Partially dolomitized carbonate rocks of the Middle East and North America host large hydrocarbon reserves. The origin of some of these dolomites has been attributed to a hydrothermal mechanism. The Benicassim area (Maestrat Basin, eastern Spain) constitutes an excellent field analogue for fault-controlled stratabound hydrothermal dolomitization: dolostone geobodies are well exposed and extend over several kilometres away from seismic-scale faults. This work investigates the main controls on the formation of stratabound versus massive dolomitization in carbonate sequences by means of two-dimensional (2D) reactive transport models applied to the Benicassim case study. Simulation results suggest that the dolomitization capacity of Mg-rich fluids reaches a maximum at temperatures around 100 °C and a minimum at 25 °C (studied temperature range: 25–150 °C).

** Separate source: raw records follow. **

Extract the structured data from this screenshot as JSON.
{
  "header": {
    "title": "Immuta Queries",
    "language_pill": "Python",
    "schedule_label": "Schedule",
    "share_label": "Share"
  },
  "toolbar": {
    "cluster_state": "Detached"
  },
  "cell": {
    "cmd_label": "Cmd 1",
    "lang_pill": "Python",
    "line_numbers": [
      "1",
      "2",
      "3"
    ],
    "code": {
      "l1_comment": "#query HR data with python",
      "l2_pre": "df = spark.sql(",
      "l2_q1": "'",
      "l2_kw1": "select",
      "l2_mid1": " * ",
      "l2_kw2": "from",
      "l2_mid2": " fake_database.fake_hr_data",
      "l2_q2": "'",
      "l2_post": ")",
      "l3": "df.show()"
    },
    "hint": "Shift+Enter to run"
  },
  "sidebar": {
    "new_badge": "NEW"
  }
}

It takes of the order of hundreds of thousands to millions of years to completely dolomitize kilometre-long limestone sections, with solutions flowing laterally through strata at velocities of metres per year (m/a). Permeability differences of two orders of magnitude between layers are required to form stratabound dolomitization. The kilometre-long stratabound dolostone geobodies of Benicassim must have formed under a regime of lateral flux greater than metres per year over about a million years. As long-term dolomitization tends to produce massive dolostone bodies not seen at Benicassim, the dolomitizing process there must have been limited by the availability of fluid volume or the flow-driving mechanism. Reactive transport simulations have proven a useful tool to quantify aspects of the Benicassim genetic model of hydrothermal dolomitization.